A filosofia formula a pergunta. A arte, por sua vez, não responde. Ela mostra.
A matriz simbólica do sofrimento do inocente

Na Pietà, o sofrimento do justo encontra sua imagem mais absoluta. Maria sustenta nos braços o corpo sem vida do filho que não errou. A dor nasce da perda, não da culpa. Tudo ali é pureza ferida. A espiritualidade não funciona como escudo. O sagrado não impede a tragédia e, paradoxalmente, torna-a ainda mais comovente.
A irrupção violenta do mal no mundo

Se na Pietà a dor é silêncio, em Caravaggio ela irrompe como choque. Em O Martírio de São Mateus, o ataque acontece em plena luz. O assassino salta da sombra. Não há negociação com o destino. A fé não impede a facada. A violência invade o sagrado sem pedir licença.
O Barroco nos ensina algo incômodo: a luz não protege, apenas revela.
Quando o sofrimento deixa de ser sacro e se torna social
Na famosa imagem de Dorothea Lange, Migrant Mother, já não estamos diante de santos ou mártires. Estamos diante de uma mãe pobre, cercada por filhos, atravessada pela fome e pela incerteza. É a conversão do sofrimento sacro em sofrimento histórico. Agora não pede salvação, pede sobrevivência.
A pergunta é a mesma, apenas muda o cenário: o que ela fez para merecer isso? Nada. Ainda assim, sofre.
A guerra e a criança; a injustiça em estado absoluto

Na imagem da criança de cabeça raspada, em primeiro plano, com a cidade destruída ao fundo, não há agressor visível. O mal é difuso. A criança olha para nós como se perguntasse o que ninguém consegue explicar.
Aqui, a frase da série coreana deixa de ser reflexão e se torna evidência. O mundo, afinal, não distribui dor segundo critérios morais.
O sofrimento silencioso e estrutural

Em Shirin Neshat, o sofrimento dispensa sangue e ruína explícita. Ele se inscreve no gesto, na marcha das mulheres, no corpo coberto que caminha diante do mar. O mar, símbolo clássico de liberdade, está ali, mas não é acessível. Há travessia sem passagem. Movimento sem libertação.
Aqui, o sofrimento não é acidente nem ataque. É condição estrutural. Vem em forma de destino social.
Deus, destino e a crueza trágica
Talvez o mais perturbador nessa travessia não seja constatar que coisas ruins acontecem a pessoas boas, mas reconhecer que existem forças que se movem antes da decisão, antes da escolha, antes mesmo do querer. Chamamos isso de destino, acaso, estrutura, história. O nome varia; a ferida permanece.
Diante disso, Deus parece escolher o silêncio. Não um silêncio de abandono, mas de mistério. Um silêncio que não explica nem corrige, apenas acompanha, como Maria acompanha o corpo do filho na Pietà. Entre o silêncio divino e a brutalidade do mundo, o homem descobre que sua vulnerabilidade é irredutível.
E talvez seja exatamente aí que a arte se torna necessária: incapazes de eliminar a dor, ainda podemos olhá-la, dar-lhe forma, impedir que desapareça sem sentido.
A arte não resolve o dilema entre Deus e o destino, mas oferece ao homem uma última possibilidade de resistência: não desviar o rosto da dor e convertê-la, quando possível, em gesto, imagem, memória.

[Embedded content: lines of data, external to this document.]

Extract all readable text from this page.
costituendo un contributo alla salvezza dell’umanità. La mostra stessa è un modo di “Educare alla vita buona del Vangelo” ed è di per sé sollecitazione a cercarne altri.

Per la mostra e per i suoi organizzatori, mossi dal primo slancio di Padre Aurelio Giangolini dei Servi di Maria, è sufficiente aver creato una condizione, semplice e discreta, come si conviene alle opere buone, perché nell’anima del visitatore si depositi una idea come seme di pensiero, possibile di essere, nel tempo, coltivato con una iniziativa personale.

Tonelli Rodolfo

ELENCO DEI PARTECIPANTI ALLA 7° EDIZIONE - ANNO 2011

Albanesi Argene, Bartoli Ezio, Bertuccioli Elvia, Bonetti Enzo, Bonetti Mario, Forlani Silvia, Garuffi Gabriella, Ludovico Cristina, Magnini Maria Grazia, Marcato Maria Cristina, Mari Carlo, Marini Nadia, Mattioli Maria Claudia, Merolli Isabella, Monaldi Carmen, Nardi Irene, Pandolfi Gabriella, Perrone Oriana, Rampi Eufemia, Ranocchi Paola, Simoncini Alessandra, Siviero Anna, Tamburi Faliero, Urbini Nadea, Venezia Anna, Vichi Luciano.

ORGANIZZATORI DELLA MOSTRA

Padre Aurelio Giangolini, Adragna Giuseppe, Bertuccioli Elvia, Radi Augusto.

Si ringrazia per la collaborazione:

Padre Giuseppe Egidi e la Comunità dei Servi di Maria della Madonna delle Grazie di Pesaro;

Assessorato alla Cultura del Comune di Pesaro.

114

Marlene Theodoro Polito é doutora em artes pela UNICAMP e mestre em Comunicação pela Cásper Líbero. Integra o corpo docente nos cursos de pós-graduação em Marketing Político, Gestão Corporativa e Gestão de Comunicação e Marketing na ECA-USP. É autora das obras “A era do eu S.A.” (finalista do prêmio Jabuti) e “O enigma de Sofia”. [email protected]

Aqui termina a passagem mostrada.